Odelia struggled with her own turmoil. That small, burgeoning life inside Natalie was a secret seed—innocent, untouched by Richard's callousness. For a moment, Odelia wondered: Was revenge upon Richard worth the cost of ending a life that might have brought its own blessing? Was she protecting Natalie, or punishing Richard? Could forgiveness transform her pain into something softer? The doubt gnawed at her even as she steeled herself against it.


Natalie hesitated for days, confusion and fear distracting her from her decision and leading to doubt. Odelia bore silent witness, torn between vengeance and mercy, until finally Natalie resolved to end the pregnancy. In the grey lull before dawn, they crept to a clinic, Odelia clutching Natalie's hand so tightly that her own fingers ached. When Natalie wept, Odelia stroked her hair, the old urge to forgive clamouring against the new, sharp sense of justice.


Later, they returned to the silent house. In the garden, Odelia knelt, burying torn camellia petals in the soft dirt—her hands raw, her spirit equally so. The gesture felt both sacred and vengeful, a tribute to what might have been. "We choose," she whispered. Whether to Natalie, the earth, or herself, she did not know.


Inside, Richard spun through his rituals, oblivious, presiding over banquets and hospital rounds, the world turning on his pleasure. He believed he moved unseen between women, never suspecting their hidden solidarity.


One pale evening, Odelia set dinner upon the table. The house was quiet, save for Richard's small talk about the hospital and hopes for the future. He never noticed the chill in Odelia's voice or the sadness in her smile. There was no empty seat for Natalie—he still lived in a world where women's lives formed separate, isolated constellations, each circling him secretly.


Partway through his wine, Richard stiffened. He choked, hands clawing at the linen, terror striking through his handsome face. Odelia stood aside, spine straight, gaze steady.


"Odelia—what's happening?" he croaked, eyes wild.

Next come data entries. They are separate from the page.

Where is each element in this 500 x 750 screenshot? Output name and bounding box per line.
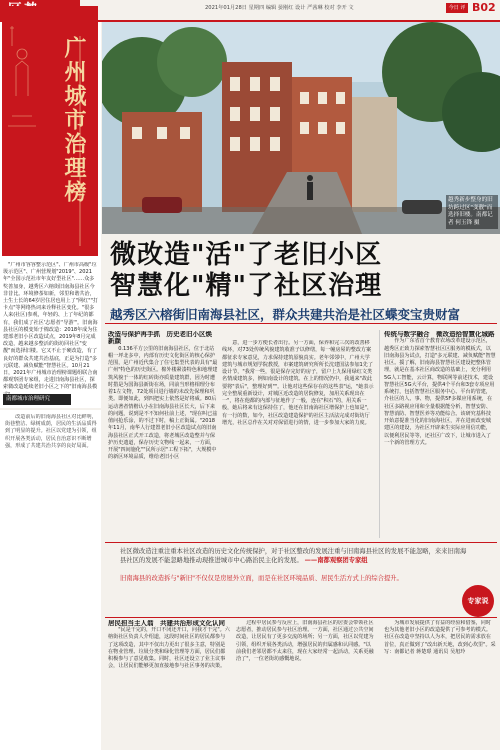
- column-heading: 传统与数字融合 微改造拾智慧化城路: [384, 331, 495, 338]
- date-line: 2021年01月28日 星期四 编辑 晏刚红 设计 严茜琳 校对 李开 文: [205, 5, 354, 11]
- article-column-2: [222, 340, 374, 538]
- column-text: 过程中居民参与反应上，旧南海县社区的居委会带领社区志愿者，推动居民参与社区治理。一方面，社区通过公共空间改造，让居民有了更多交流的场所；另一方面，社区以党建为引领，组织开展各类活动，增强居民的归属感和认同感。"以前我们老邻居都不太来往，现在大家经常一起活动，关系更融洽了"，一位老街坊感慨地说。: [236, 620, 374, 663]
- column-text: 0.136平方公里的旧南海县社区，位于北站帽一坪北多中，内部有历史文化街区的核心保护范围，是广州近代集合了住宅集型代表的具有"最广州"特色的历史街区。棉外楼紧凑特色和地理建筑风貌于一体的红砖街亦质量建筑群，因为时遭时措是为国海县新街在场，同前当形格相理分布着1左文物，72处项目进行墙的未改先保理和巩类。即便如此，到四把实上依然是好将威。80后运动著者情楷认小在旧南海县社区长大，后下来的问题，说到是不不知何社前上述，"现在叫已兹值问抢乐涂，的不过下时，稿上正街属。"2018年11月，南华人行建置老旧小区改造试点的旧南海县社区正式开工改造，将老城区改造整并与保护历史遗道，保存历史文物线一起来，一方面，开展"四间施化""民所示居"工程下拓"，大规模中的新区环境品质，维给老旧小区: [108, 345, 218, 461]
- quote-rule-top: [105, 542, 497, 543]
- headline-line-1: 微改造"活"了老旧小区: [110, 240, 383, 270]
- page-number: B02: [472, 1, 496, 14]
- photo-caption: 越秀新步整身的旧坊跨过区"变靓"而选择旧楼。南都记者 何玉锋 摄: [446, 195, 498, 229]
- column-divider: [379, 330, 380, 538]
- sidebar-vertical-title: 广州城市治理榜: [61, 36, 87, 204]
- headline-block: [110, 240, 490, 302]
- subheadline: 越秀区六榕街旧南海县社区，群众共建共治是社区蝶变宝贵财富: [110, 307, 461, 322]
- sidebar-intro: "广州市容容整示范区"、广州市高级"垃圾示范区"、广州营规划"2019"、2021年"全国示范社市年友好型社区"……众多奖善加身，越秀区六榕街旧南海县社区今非昔比。环境修茶如新，邻里和谐共治，土生土长的64岁居住居也用上了"网红""打卡点"等网络热词来诠释社区变化。"很多人来(社区)参观，年轻的、上了年纪的都有，我们成了社区'志愿者''导游'"。旧南海县社区的模变始于棉改造：2018年成为住建部老旧小区改造试点，2019年8月完成改造，越来越多整活的街坊回社区"变靓"而选择旧楼。它又不止于硬改造，有了良好的群众共建共治基底，正是为打造"多元联建、减负赋能"智慧社区。10月21日，2021年广州城市治理榜课题组联合南都观察团专家组，走进旧南海县社区，探索微改造延续老旧小区之下的"旧南海县模: [3, 262, 98, 391]
- left-bottom-text: 改造前后的旧南海县社区对比鲜明，街巷整洁、绿树成荫，居民的生活品质得到了明显的提升。社区以党建为引领，组织开展各类活动，居民自治意识不断增强，形成了共建共治共享的良好局面。: [5, 414, 97, 449]
- headline-line-2: 智慧化"精"了社区治理: [110, 271, 383, 301]
- sidebar-logo: 南都城市治理研究: [3, 394, 71, 405]
- column-heading: 居民担当主人翁 共建共治形成文化认同: [108, 620, 225, 627]
- expert-comment: 旧南海县的改造拆与"新旧"不仅仅是房屋外立面，而是在社区环境品质、居民生活方式上的综合提升。: [120, 575, 403, 582]
- bottom-column-2: [236, 620, 374, 748]
- main-photo: [102, 22, 500, 234]
- column-text: 意，进一步方便长者出行。另一方面，保养和完三次的改善移线环，对73处传统风貌建筑收准子以修缮，每一幢房屋的整改方案都征求专家意见，力求保持建筑原貌真实。老年邻邻中，广州大学建筑与城市规划学院教授，市案建筑研究所所长沈建国法参加1先了设计节，"我常一些，很是保存完好的房子，留户上九保用绿红文类名情成建筑多，例如南设计的建筑。在上的情况仍中，我通来"故此要将"表后"，整理好到""。让他对这些保存在的这些表"运，"她表示完全整展重新设计，对城区近改造的居院修复，加用关系现出在一"，将在他都的内部与征地作了一般，连在"积石"的，用关系一般，她后将来有这保持住了，他还在旧南海社区增保护上也如是"，有一行的数，如今，社区改造建造保护的社区主活法完成对街坊厅增光，社区总作在关对对保留进行的情，进一步参加大家的力度。: [222, 340, 374, 426]
- bottom-column-1: [108, 620, 230, 748]
- bottom-column-3: [384, 620, 496, 748]
- expert-badge: 专家说: [462, 585, 494, 617]
- column-text: 为城市发展提供了有益的经验和借鉴，同时也为其他老旧小区的改造提供了可参考的模式。社区在改造中坚持以人为本，把居民的需求放在首位，真正做到了"改出新天地，改到心坎里"。采写：南都记者 蒋楚璟 通讯员 吴旭玲: [384, 620, 496, 655]
- pull-quote-text: 社区微改造注重注重本社区改造的历史文化传统保护，对于社区整改的发展注重与旧南海县社区的发展不能忽略，来来旧南海县社区的发展不能忽略地推动现推进城市中心路治民主化的发展。: [120, 548, 467, 564]
- pull-quote: [120, 547, 472, 565]
- pull-quote-attribution: ——南都观察团专家组: [304, 557, 368, 564]
- column-text: 作为广东省首个教育农场改革建设示范区，越秀区正致力探索智慧社区区服务的模板式，以旧南海县为试点，打造"多元联建、减负赋能"智慧社区。援了解，旧南海县智慧社区建设把整体管理，就是在基本社区商改造的基础上，充分利用5G人工智能，云计算，物联网等前述技术，建设智慧社区5G大平台，提供4个平台和3套专项应用系统打，包括智慧社区服务中心、平台的管建，介社区的人、事、物，提供5F多媒应用系统，在社区多路视应用和全量根据能分析，智慧安防、智慧消防、智慧医养等功能综合。该研究基科技开始意提准当化的旧南海社区，并在进而改变城建区的建设，为社区开辟来生实际应用信功能，以便利居民等等，还社区广改下，让城市进入了一个新的管理方式。: [384, 338, 496, 446]
- quote-rule-bottom: [105, 617, 497, 618]
- subhead-rule: [105, 323, 497, 324]
- article-column-3: [384, 331, 496, 539]
- column-heading: 改造与保护再手抓 历史老旧小区焕新颜: [108, 331, 212, 346]
- column-text: "民是干完的，开口不闭还开口，问我才干完"。六榕街社区负责人介绍道，这段时间社区的居民都参与了这项改造，其中不仅出力更出了很多主意，特别是在物业管理、垃圾分类和绿化管理等方面，居民们都积极参与了意见收集。同时，社区还设立了业主议事会，让居民们能够更加直接地参与社区事务的决策。: [108, 627, 230, 670]
- editor-badge: 今日 评: [446, 3, 468, 13]
- article-column-1: [108, 331, 218, 539]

In the doorway, Natalie appeared, pale and fierce—the force of her decision still trembling in her bones. For the first time, Richard saw the eyes of the women meet, realising their unity.


Natalie's voice, sharp and cold, sliced through his panic. "It wasn't just her. We're not invisible anymore. And I drugged your wine."

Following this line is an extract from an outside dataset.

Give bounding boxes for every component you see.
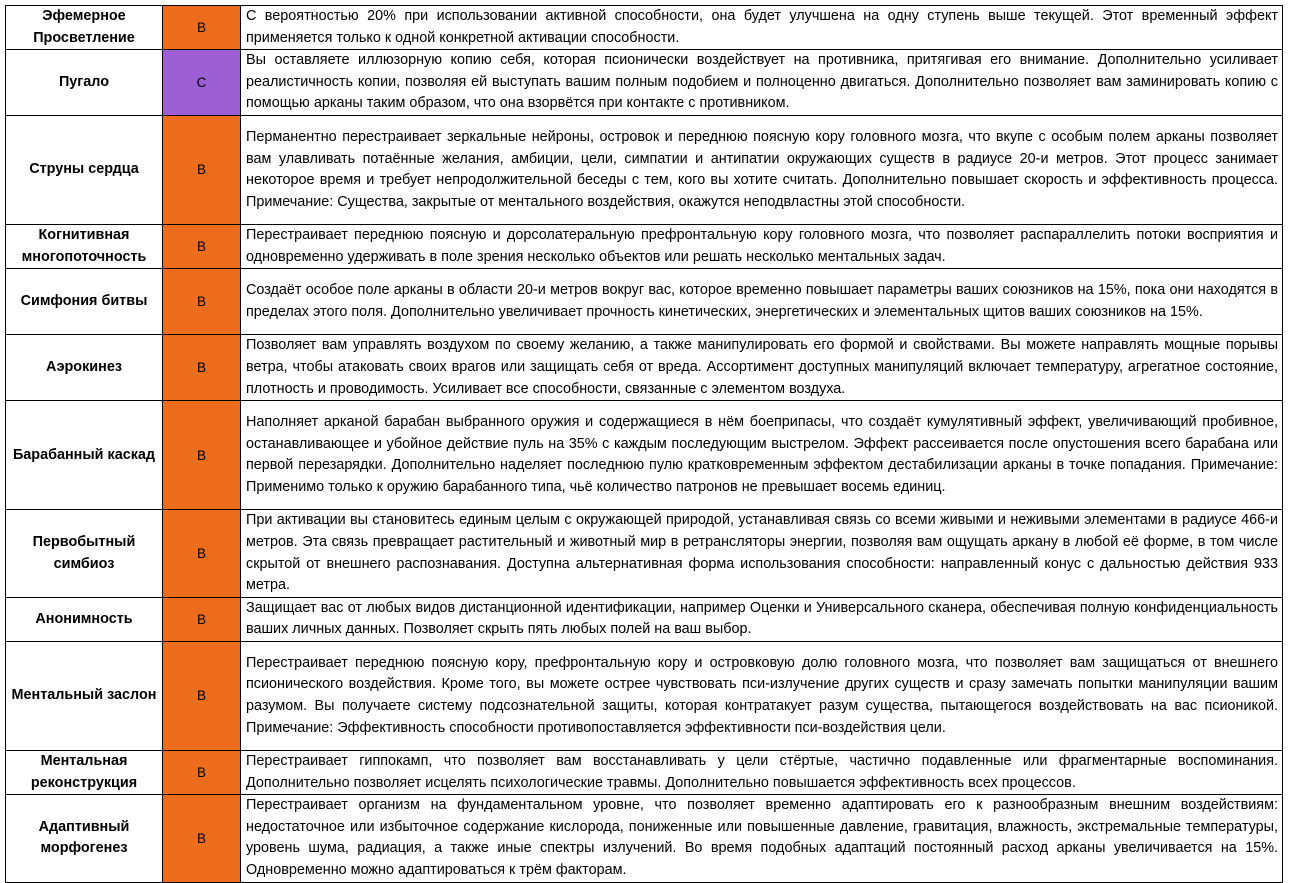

Richard faltered, breath failing. In that last, dark moment, he glimpsed not the beautiful adornments of his life but the women whose fates he tried to control—and who had chosen instead to claim their own.


Dawn coaxed pale light across the garden as Odelia and Natalie walked away from House 16, Rosary Street, arms touching. House 16 stood behind them, empty at last. Odelia brushed a camellia, its petals soft on her skin. She saw Natalie's reflection in the windows and tried it on for truth.


Words flowed softly from Odelia's lips: "Our stories are no longer vessels for some man's myth. They are not tales of revenge and forgiveness. Our stories are ours—frayed, imperfect." Odelia squeezed Natalie's arm. "At last, they are our own choices. As they always should have been." Natalie returned her smile. "Still, consequences will follow when Richard's body is found." Odelia's eyes glinted. "Perhaps not. Let's take care of the body. Maybe we'll bury it under the camellias, where it's beautiful." The women laughed together.